Recently resigned Georgia secretary of state Karen Handel drew the line in the sand Tuesday, separating herself from male Republican gubernatorial candidates who she says are responsible for the “sex, lies and lobbyists” who run the Capitol.
Quickly, though, some of her opponents and the state Democratic chairman fired back at Handel, saying she’s the proverbial pot calling the kettle black.
Speaking at a kickoff event for “Women for Handel” in Atlanta, Handel said that she has the best chance of put an “end to the decades-old culture of abuse and corruption in Georgia politics” and begin “a new era of new leadership and ethical governance.
“We’ve all heard or read the stories of sex, lies and lobbyists” at our state capital where legislation passes or fails based on the size of contributions or the elegance of a dinner or trip,” she said. “This is not public service. It’s not what we elect our leaders to do. And, we need to clean it up and refocus our energies and efforts on putting the business of the people of Georgia first.
“If we are going to end this cycle of abuse and corruption … if we’re going to get real progress on the issues our state is facing … it’s going to take radical change and reform. And, ladies, it is time for exactly that. It is time for leadership that will shake things up and clean things up.”
Handel was introduced at Tuesday’s event by retired U.S. Navy Admiral Marty Evans, the first woman to command a Naval Station, who chaired the task force to address gender issues in the wake of the Tailhook scandal in the 1990s. Handel likened the culture at the state Capitol to that of the U.S. Navy in those days and called for a shakeup in state government similar to the culture change the Navy underwent at that time.

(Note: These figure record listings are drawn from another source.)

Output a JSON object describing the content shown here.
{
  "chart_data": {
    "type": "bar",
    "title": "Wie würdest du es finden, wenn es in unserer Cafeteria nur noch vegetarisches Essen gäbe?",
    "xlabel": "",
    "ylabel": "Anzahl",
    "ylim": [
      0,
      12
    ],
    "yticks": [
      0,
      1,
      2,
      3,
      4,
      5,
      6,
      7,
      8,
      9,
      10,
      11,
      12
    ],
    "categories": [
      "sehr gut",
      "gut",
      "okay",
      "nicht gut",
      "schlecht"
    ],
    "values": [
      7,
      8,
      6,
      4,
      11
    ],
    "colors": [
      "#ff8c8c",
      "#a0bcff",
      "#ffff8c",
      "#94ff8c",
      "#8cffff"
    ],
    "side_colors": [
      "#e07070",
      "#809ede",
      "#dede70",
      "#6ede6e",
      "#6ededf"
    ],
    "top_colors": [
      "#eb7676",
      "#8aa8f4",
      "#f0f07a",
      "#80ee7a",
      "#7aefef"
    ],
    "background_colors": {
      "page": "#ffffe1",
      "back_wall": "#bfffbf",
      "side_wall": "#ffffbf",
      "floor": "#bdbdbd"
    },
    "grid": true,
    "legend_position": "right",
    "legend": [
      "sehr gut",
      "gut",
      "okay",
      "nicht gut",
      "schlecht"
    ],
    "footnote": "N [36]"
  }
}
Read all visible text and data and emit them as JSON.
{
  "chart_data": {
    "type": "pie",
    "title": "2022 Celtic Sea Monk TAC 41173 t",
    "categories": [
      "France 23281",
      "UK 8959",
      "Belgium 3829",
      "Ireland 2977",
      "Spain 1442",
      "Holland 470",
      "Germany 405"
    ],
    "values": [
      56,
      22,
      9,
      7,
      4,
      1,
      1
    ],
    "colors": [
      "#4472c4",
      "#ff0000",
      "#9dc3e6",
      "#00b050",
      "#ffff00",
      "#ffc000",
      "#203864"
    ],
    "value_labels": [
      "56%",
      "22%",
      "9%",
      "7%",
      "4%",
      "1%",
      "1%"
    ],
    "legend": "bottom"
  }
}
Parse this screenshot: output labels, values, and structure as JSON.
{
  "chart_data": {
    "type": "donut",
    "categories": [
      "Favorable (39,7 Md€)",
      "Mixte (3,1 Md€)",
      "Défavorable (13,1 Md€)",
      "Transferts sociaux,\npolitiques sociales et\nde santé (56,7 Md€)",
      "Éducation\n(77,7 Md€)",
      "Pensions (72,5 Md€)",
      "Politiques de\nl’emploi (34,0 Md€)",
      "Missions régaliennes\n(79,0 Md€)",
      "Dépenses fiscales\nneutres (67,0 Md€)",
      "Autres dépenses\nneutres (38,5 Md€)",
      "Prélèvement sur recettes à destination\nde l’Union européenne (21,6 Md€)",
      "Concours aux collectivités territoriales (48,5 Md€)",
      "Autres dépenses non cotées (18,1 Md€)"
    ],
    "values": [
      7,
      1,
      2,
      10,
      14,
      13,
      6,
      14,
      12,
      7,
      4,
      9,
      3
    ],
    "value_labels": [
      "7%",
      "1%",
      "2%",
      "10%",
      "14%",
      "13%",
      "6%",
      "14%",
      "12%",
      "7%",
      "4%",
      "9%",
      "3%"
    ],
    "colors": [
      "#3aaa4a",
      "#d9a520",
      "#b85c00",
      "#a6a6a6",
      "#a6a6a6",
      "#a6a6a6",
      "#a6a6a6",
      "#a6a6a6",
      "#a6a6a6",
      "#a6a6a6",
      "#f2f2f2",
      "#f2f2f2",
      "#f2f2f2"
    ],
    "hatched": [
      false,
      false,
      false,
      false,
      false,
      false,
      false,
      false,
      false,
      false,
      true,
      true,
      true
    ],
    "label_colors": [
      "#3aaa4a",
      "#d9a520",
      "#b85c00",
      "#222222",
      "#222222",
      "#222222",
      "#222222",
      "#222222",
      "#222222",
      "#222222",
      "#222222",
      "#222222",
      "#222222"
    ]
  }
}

“When one group of people … one type of people … controls an organization for too long, problems eventually develop,” she said. “The group in charge begins to see itself as all-powerful with no real sense of accountability to anyone other than themselves. The group’s focus on staying in power overshadows the power of the mission.”
Handel has proposed a strict set of ethical guidelines she believes would substantially address ethical abuses in state government. The only female among seven Republicans, five Democrats and a Libertarian seeking the governorship, Handel resigned last week as secretary of state because, she said, she wanted to focus on the campaign. All but Democrat Carl Camon, Republican Ray McBerry and Libertarian John Monds have held state office.
Republicans in Georgia are plagued with scandals, particularly former House Speaker Glenn Richardson (R-Paulding County), U.S. Rep. Nathan Deal (R-Ga.) and Insurance Commissioner John Oxendine. After Richardson’s recent resignation, Handel said in an interview that she was told after being elected secretary of state that the best way for her to succeed with the Legislature was to hire a “young hottie as my legislative person.”
Georgia Democratic Party Chairwoman Jane Kidd said she’s not impressed with Handel’s speech.
“Where was Karen Handel before ethics became a front-page story?” Kidd said. “Karen Handel was part of the Republican leadership that saw the General Assembly turn into a frat house, but she didn’t say a word.”
Meanwhile, Oxendine and another Republican gubernatorial hopeful, Rep. Austin Scott (R-Tifton), fired back against Handel.
“I have said that I cannot lift Georgia up by tearing other people down,” Oxendine said. “If you want a candidate that will resort to negative personal attacks, I am not your candidate.”
Added Scott: “I have taken less money from lobbyists that Karen has. I have already returned every contribution made by lobbyists to this campaign, and I challenge Karen to do the same.”
Other Republican candidates for governor are state Sen. Jeff Chapman of Brunswick, former state Sen. Eric Johnson of Savannah, and states rights activist Ray McBerry. Democratic candidates for governor are Attorney General Thurbert Baker, former Gov. Roy Barnes, House Minority Leader DuBose Porter of Dublin, and former Adjutant Gen. David Poythress.